Thursday 8 January 2009

Intolerable Presence


[Another view from the hotel balcony in Cairo, May 2008.]


I am going to Vietnam in a month. Yesterday I began reading Norman Lewis' travelogue through South-East Asia in 1950, A Dragon Apparent: Travels in Cambodia, Laos, and Vietnam and found this quote:
"It was all very entertaining to a stranger completely fresh from the West, but from the experiences of these few hours I had learned one disturbing thing. This was that as a European I had been invisible. My eyes never met those of a Vietnamese. There was no curious staring, no gesture or half-smile of recognition. I was ignored even by the children. The Vietnamese people, described by early travellers as gay, sociable and showing a lively curiosity where strangers were concerned, have now withdrawn into themselves. [...] It is as if a general agreement has been reached among them that this is the best way of dealing with an intolerable presence."
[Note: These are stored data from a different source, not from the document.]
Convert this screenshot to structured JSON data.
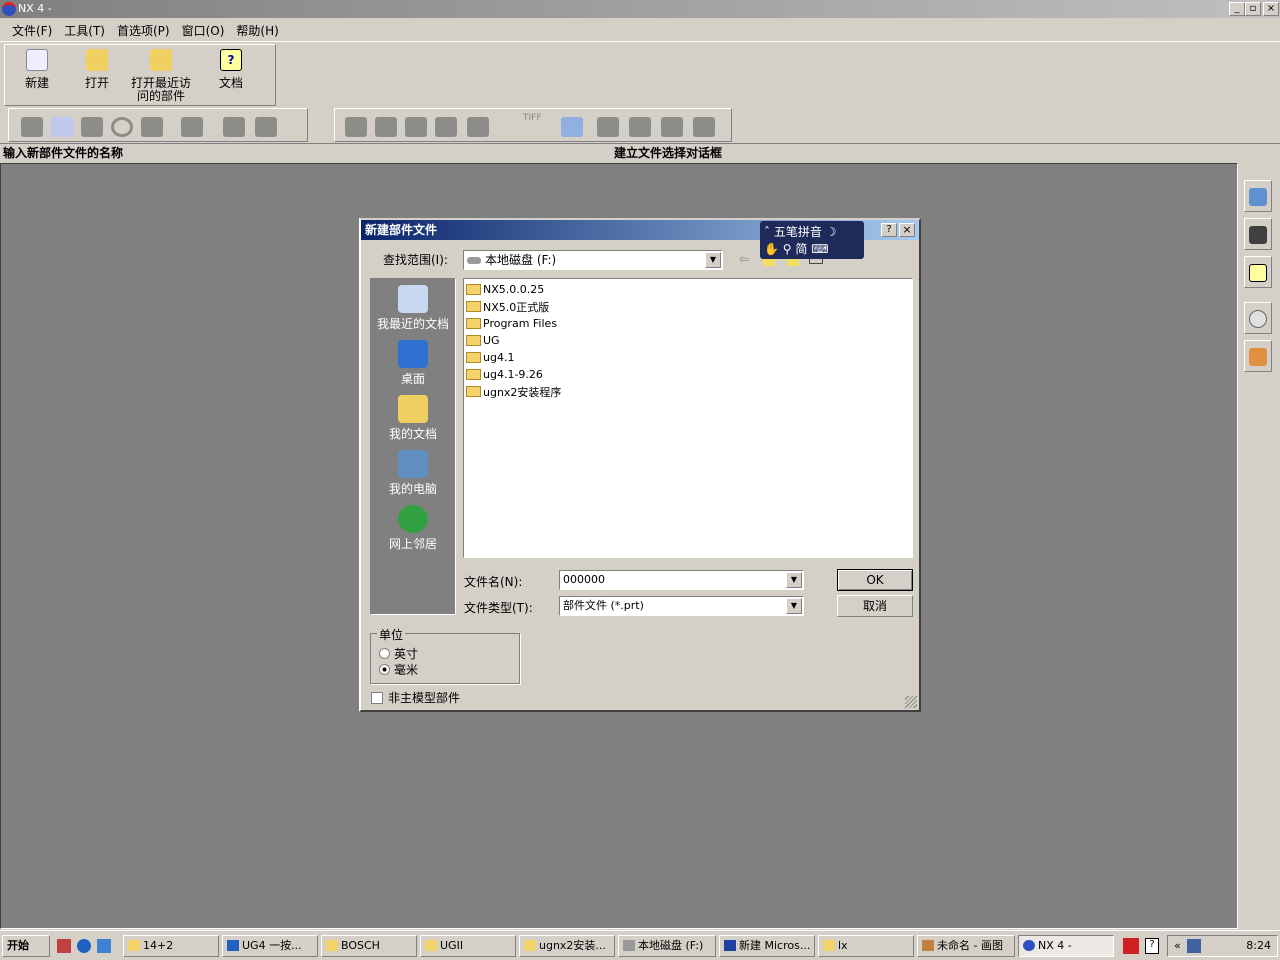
{
  "window": {
    "title": "NX 4 -",
    "min": "_",
    "max": "▫",
    "close": "×"
  },
  "menu": [
    "文件(F)",
    "工具(T)",
    "首选项(P)",
    "窗口(O)",
    "帮助(H)"
  ],
  "toolbar": {
    "new": "新建",
    "open": "打开",
    "recent": "打开最近访问的部件",
    "docs": "文档",
    "tiff": "TIFF"
  },
  "status": {
    "left": "输入新部件文件的名称",
    "right": "建立文件选择对话框"
  },
  "dialog": {
    "title": "新建部件文件",
    "help": "?",
    "close": "×",
    "lookin_label": "查找范围(I):",
    "lookin_value": "本地磁盘 (F:)",
    "places": [
      "我最近的文档",
      "桌面",
      "我的文档",
      "我的电脑",
      "网上邻居"
    ],
    "files": [
      "NX5.0.0.25",
      "NX5.0正式版",
      "Program Files",
      "UG",
      "ug4.1",
      "ug4.1-9.26",
      "ugnx2安装程序"
    ],
    "filename_label": "文件名(N):",
    "filename_value": "000000",
    "filetype_label": "文件类型(T):",
    "filetype_value": "部件文件 (*.prt)",
    "ok": "OK",
    "cancel": "取消",
    "units_label": "单位",
    "unit_inch": "英寸",
    "unit_mm": "毫米",
    "selected_unit": "毫米",
    "non_master": "非主模型部件",
    "non_master_checked": false
  },
  "ime": {
    "name": "五笔拼音",
    "mode": "简"
  },
  "taskbar": {
    "start": "开始",
    "tasks": [
      "14+2",
      "UG4 一按...",
      "BOSCH",
      "UGII",
      "ugnx2安装...",
      "本地磁盘 (F:)",
      "新建 Micros...",
      "lx",
      "未命名 - 画图",
      "NX 4 -"
    ],
    "active": "NX 4 -",
    "clock": "8:24"
  }
}
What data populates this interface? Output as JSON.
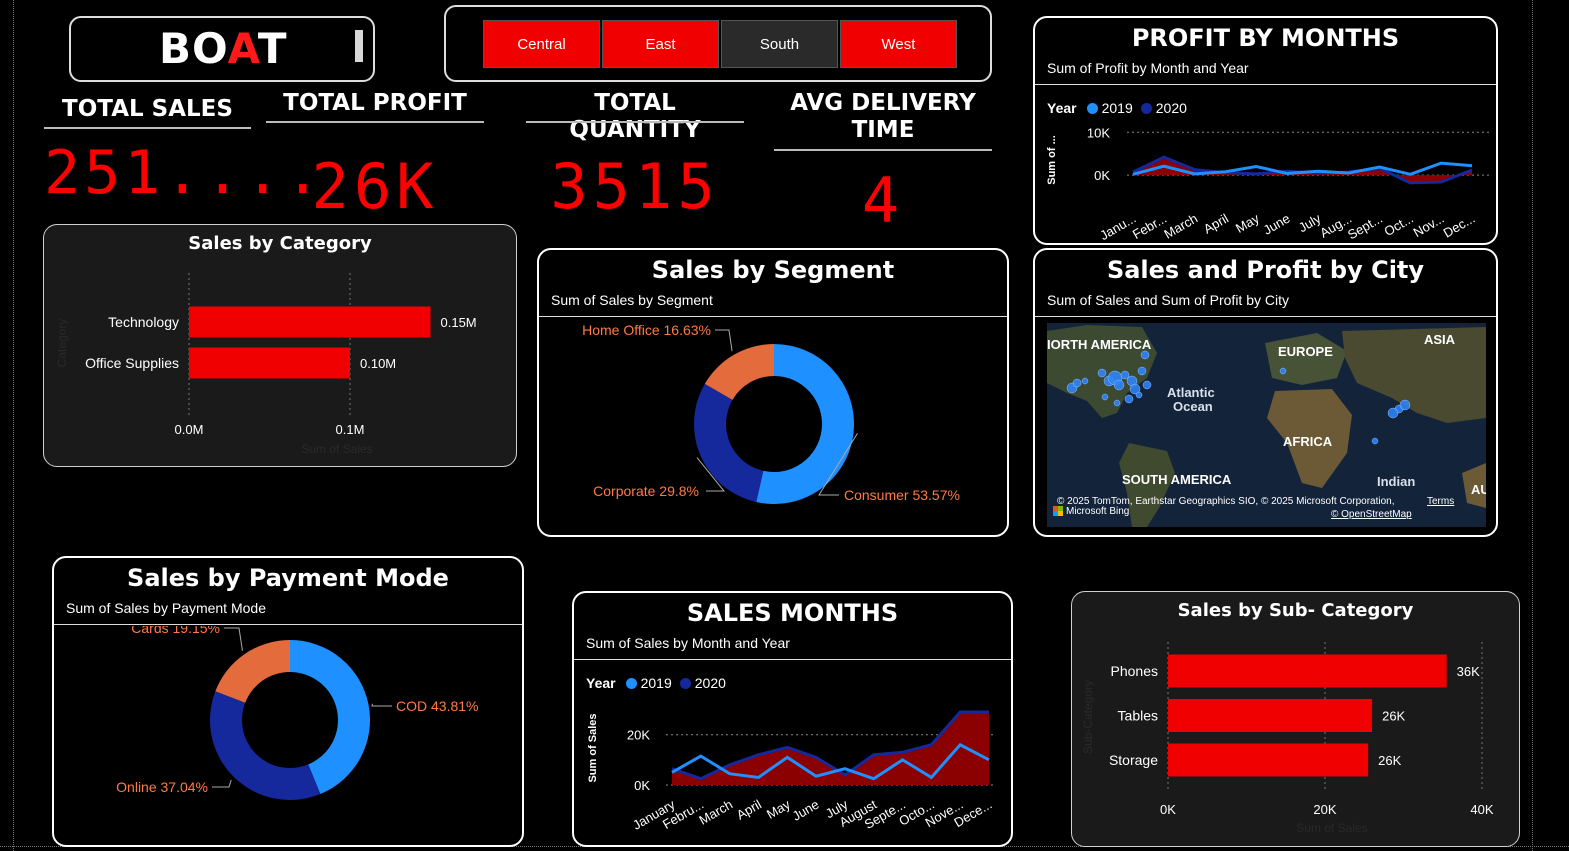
{
  "brand": {
    "part1": "BO",
    "part2": "A",
    "part3": "T"
  },
  "region_slicer": [
    {
      "label": "Central",
      "selected": true
    },
    {
      "label": "East",
      "selected": true
    },
    {
      "label": "South",
      "selected": false
    },
    {
      "label": "West",
      "selected": true
    }
  ],
  "kpis": {
    "total_sales": {
      "label": "TOTAL SALES",
      "value": "251...."
    },
    "total_profit": {
      "label": "TOTAL PROFIT",
      "value": "26K"
    },
    "total_quantity": {
      "label": "TOTAL QUANTITY",
      "value": "3515"
    },
    "avg_delivery": {
      "label_line1": "AVG DELIVERY",
      "label_line2": "TIME",
      "value": "4"
    }
  },
  "colors": {
    "accent": "#ff0000",
    "series_2019": "#1e90ff",
    "series_2020": "#15289c",
    "home_office": "#e46c3c"
  },
  "profit_by_months": {
    "title": "PROFIT BY MONTHS",
    "subtitle": "Sum of Profit by Month and Year",
    "legend_title": "Year",
    "ylabel": "Sum of ...",
    "chart_data": {
      "type": "line",
      "categories": [
        "Janu...",
        "Febr...",
        "March",
        "April",
        "May",
        "June",
        "July",
        "Aug...",
        "Sept...",
        "Oct...",
        "Nov...",
        "Dec..."
      ],
      "yticks": [
        "10K",
        "0K"
      ],
      "ylim": [
        -3000,
        11000
      ],
      "series": [
        {
          "name": "2019",
          "values": [
            200,
            2100,
            300,
            800,
            2000,
            400,
            900,
            500,
            1900,
            200,
            2800,
            2200
          ]
        },
        {
          "name": "2020",
          "values": [
            700,
            4200,
            1300,
            600,
            300,
            900,
            500,
            700,
            1600,
            -1800,
            -1600,
            1200
          ]
        }
      ]
    }
  },
  "sales_by_category": {
    "title": "Sales by Category",
    "ylabel": "Category",
    "xlabel": "Sum of Sales",
    "chart_data": {
      "type": "bar",
      "categories": [
        "Technology",
        "Office Supplies"
      ],
      "values": [
        0.15,
        0.1
      ],
      "value_labels": [
        "0.15M",
        "0.10M"
      ],
      "xticks": [
        "0.0M",
        "0.1M"
      ],
      "xlim": [
        0,
        0.18
      ]
    }
  },
  "sales_by_segment": {
    "title": "Sales by Segment",
    "subtitle": "Sum of Sales by Segment",
    "chart_data": {
      "type": "pie",
      "labels": [
        "Consumer 53.57%",
        "Corporate 29.8%",
        "Home Office 16.63%"
      ],
      "values": [
        53.57,
        29.8,
        16.63
      ]
    }
  },
  "city_map": {
    "title": "Sales and Profit by City",
    "subtitle": "Sum of Sales and Sum of Profit by City",
    "labels": {
      "na": "IORTH AMERICA",
      "europe": "EUROPE",
      "asia": "ASIA",
      "atl1": "Atlantic",
      "atl2": "Ocean",
      "africa": "AFRICA",
      "sa": "SOUTH AMERICA",
      "indian": "Indian",
      "au": "AU"
    },
    "attribution": "© 2025 TomTom, Earthstar Geographics SIO, © 2025 Microsoft Corporation,",
    "terms": "Terms",
    "osm": "© OpenStreetMap",
    "bing": "Microsoft Bing"
  },
  "sales_by_payment": {
    "title": "Sales by Payment Mode",
    "subtitle": "Sum of Sales by Payment Mode",
    "chart_data": {
      "type": "pie",
      "labels": [
        "COD 43.81%",
        "Online 37.04%",
        "Cards 19.15%"
      ],
      "values": [
        43.81,
        37.04,
        19.15
      ]
    }
  },
  "sales_months": {
    "title": "SALES MONTHS",
    "subtitle": "Sum of Sales by Month and Year",
    "legend_title": "Year",
    "ylabel": "Sum of Sales",
    "chart_data": {
      "type": "area",
      "categories": [
        "January",
        "Febru...",
        "March",
        "April",
        "May",
        "June",
        "July",
        "August",
        "Septe...",
        "Octo...",
        "Nove...",
        "Dece..."
      ],
      "yticks": [
        "20K",
        "0K"
      ],
      "ylim": [
        0,
        33000
      ],
      "series": [
        {
          "name": "2019",
          "values": [
            5000,
            11500,
            4500,
            3000,
            11000,
            3500,
            6500,
            2500,
            10000,
            3000,
            16000,
            10000
          ]
        },
        {
          "name": "2020",
          "values": [
            6500,
            2500,
            8000,
            12000,
            15000,
            11000,
            4000,
            12000,
            13000,
            16000,
            29000,
            29000
          ]
        }
      ]
    }
  },
  "sales_by_subcategory": {
    "title": "Sales by Sub- Category",
    "ylabel": "Sub-Category",
    "xlabel": "Sum of Sales",
    "chart_data": {
      "type": "bar",
      "categories": [
        "Phones",
        "Tables",
        "Storage"
      ],
      "values": [
        35500,
        26000,
        25500
      ],
      "value_labels": [
        "36K",
        "26K",
        "26K"
      ],
      "xticks": [
        "0K",
        "20K",
        "40K"
      ],
      "xlim": [
        0,
        40000
      ]
    }
  }
}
Although the situation in occupied Indochina during the fifties is a completely different kettle of fish, this discription captures for me the same sense I sometimes get walking in a foreign city. I felt it occasionally while walking around Cairo as a "Westerner". To describe it as hostility is too strong a word. And indifference is too weak a word. It is better described as feeling unwelcome. It has more to do with my own unease in being a "Westerner" than any actual unwelcomeness on the Cairenes' part.